In Science and Social Inequality, Sandra Harding makes the provocative argument that the philosophy and practices of today's Western science, contrary to its Enlightenment mission, work to insure that more science will only worsen existing gaps between the best and worst off around the world. She defends this claim by exposing the ways that hierarchical social formations in modern Western sciences encode antidemocratic principles and practices, particularly in terms of their services to militarism, the impoverishment and alienation of labor, Western expansion, and environmental destruction. The essays in this collection--drawing on feminist, multicultural, and postcolonial studies--propose ways to reconceptualize the sciences in the global social order.

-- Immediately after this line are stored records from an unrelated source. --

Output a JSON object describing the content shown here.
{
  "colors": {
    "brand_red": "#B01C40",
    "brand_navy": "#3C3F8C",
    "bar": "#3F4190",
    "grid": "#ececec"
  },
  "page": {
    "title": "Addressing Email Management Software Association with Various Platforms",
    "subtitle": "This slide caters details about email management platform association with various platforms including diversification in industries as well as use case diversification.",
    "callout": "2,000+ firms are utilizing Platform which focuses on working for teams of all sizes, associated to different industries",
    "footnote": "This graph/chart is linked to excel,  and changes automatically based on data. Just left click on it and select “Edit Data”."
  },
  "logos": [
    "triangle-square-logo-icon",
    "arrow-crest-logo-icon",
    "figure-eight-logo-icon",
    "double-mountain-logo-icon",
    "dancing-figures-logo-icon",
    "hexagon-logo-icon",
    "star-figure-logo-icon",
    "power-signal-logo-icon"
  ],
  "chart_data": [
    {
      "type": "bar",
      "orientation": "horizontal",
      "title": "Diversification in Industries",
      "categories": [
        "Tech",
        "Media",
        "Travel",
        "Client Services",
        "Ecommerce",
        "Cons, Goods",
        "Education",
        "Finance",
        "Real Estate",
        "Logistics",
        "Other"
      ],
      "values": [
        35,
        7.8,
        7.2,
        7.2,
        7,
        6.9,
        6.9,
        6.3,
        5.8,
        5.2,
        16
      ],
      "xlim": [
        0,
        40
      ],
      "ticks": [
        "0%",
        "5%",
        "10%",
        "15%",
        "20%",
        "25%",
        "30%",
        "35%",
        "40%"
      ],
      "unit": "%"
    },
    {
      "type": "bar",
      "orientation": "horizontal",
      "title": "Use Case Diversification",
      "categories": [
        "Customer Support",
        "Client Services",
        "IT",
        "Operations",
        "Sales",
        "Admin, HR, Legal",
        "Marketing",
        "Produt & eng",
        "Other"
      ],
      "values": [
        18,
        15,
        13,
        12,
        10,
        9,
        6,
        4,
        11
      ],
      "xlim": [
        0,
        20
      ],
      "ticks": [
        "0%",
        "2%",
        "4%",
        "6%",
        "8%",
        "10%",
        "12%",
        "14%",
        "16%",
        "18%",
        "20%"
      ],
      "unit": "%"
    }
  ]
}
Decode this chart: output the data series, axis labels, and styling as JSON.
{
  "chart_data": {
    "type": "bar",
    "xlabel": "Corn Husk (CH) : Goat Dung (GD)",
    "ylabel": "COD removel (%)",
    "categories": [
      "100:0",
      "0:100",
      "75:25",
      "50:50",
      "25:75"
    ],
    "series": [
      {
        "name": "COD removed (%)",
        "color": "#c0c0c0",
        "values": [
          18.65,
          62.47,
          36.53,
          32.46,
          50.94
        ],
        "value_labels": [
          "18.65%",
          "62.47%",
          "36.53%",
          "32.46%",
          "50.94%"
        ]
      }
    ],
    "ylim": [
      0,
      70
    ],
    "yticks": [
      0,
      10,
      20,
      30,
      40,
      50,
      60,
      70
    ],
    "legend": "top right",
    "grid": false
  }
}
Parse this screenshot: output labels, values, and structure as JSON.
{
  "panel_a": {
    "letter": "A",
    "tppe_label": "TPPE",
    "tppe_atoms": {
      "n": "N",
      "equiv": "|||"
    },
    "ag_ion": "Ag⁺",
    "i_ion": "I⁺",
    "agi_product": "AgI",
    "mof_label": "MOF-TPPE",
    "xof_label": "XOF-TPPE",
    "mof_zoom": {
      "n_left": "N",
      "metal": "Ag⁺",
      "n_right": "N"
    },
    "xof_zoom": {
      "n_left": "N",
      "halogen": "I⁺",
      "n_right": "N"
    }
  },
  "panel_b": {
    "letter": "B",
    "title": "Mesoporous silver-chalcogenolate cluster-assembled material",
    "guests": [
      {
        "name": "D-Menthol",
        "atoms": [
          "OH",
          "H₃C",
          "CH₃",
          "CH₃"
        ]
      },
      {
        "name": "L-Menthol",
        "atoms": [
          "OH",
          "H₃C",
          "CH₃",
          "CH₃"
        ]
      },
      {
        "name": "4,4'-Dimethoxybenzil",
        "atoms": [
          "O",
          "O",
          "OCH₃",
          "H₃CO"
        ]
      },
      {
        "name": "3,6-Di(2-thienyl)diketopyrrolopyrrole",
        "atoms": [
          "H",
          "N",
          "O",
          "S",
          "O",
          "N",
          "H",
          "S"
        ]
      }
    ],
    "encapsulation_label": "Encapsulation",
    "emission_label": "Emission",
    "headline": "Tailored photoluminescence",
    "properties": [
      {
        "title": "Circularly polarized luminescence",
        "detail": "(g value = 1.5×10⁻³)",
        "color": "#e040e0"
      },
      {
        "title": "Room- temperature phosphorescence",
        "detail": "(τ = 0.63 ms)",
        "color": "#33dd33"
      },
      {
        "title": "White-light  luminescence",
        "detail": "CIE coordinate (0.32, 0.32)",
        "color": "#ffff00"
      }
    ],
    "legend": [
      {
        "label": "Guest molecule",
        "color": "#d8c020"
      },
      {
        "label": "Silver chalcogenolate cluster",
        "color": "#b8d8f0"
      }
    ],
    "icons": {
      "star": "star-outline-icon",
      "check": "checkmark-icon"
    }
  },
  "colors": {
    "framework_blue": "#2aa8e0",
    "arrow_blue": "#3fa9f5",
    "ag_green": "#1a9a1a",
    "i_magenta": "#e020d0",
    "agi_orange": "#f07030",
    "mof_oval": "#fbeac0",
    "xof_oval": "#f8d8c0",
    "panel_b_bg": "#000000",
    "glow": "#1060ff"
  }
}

At issue here are not only social justice and environmental issues but also the accuracy and comprehensiveness of our understandings of natural and social worlds. The inadvertent complicity of the sciences with antidemocratic projects obscures natural and social realities and thus blocks the growth of scientific knowledge. Scientists, policy makers, social justice movements and the consumers of scientific products (that is, the rest of us) can work together and separately to improve this situation.

About the Author

Sandra Harding is a professor of philosophy and women's studies in the Graduate School of Education and Information Studies at University of California, Los Angeles, and the author or editor of eleven books including The Science Question in Feminism, Whose Science? Whose Knowledge?, and Is Science Multicultural?

Reviews

"Harding has for decades set the terms of liberatory science studies that have moved the dialogues forward in substantial ways, and she continues to do so in her latest book."--Signs

"[Harding] continues to be one of very few philosophers who has worked consistently and courageously to make science live up to both its epistemic and its emancipatory potential."--Philosophy in Review

"Science and Social Inequality, a collection of foundational and innovative work from a leading thinker in feminist science studies, is valuable in many ways: as a reference work, as an historical overview of crucial debates in feminist science studies, and as a powerful contribution to current efforts to push those debates forward into new and vital territories."--NWSA Journal

Blurbs

"This is a book we all need. We are now at a watershed where critical, scholarly thinking about science is concerned. Conventional views about the nature and authority of science have been challenged from a number of directions in the last thirty years. . . . The time has come to compare the insights offered by these diverse lines of analysis and take stock of the lessons they offer, not just for purposes of appraising scholarly and popular views of science, but in order to chart a way forward--both for the sciences themselves and for the conjoint disciplines of science studies."--Alison Wylie, author of Thinking from Things: Essays in the Philosophy of Archaeology

"Reading Science and Social Inequality deepens the clarity and constancy of Harding's particular feminist vision. That this book has the courage to raise macro issues rather than follow the crowd says she is still raising the stakes."--Hilary Rose, author of Love, Power and Knowledge

Awards

Received the Gender Equity in Education Award from the American Educational Research Association, 2009.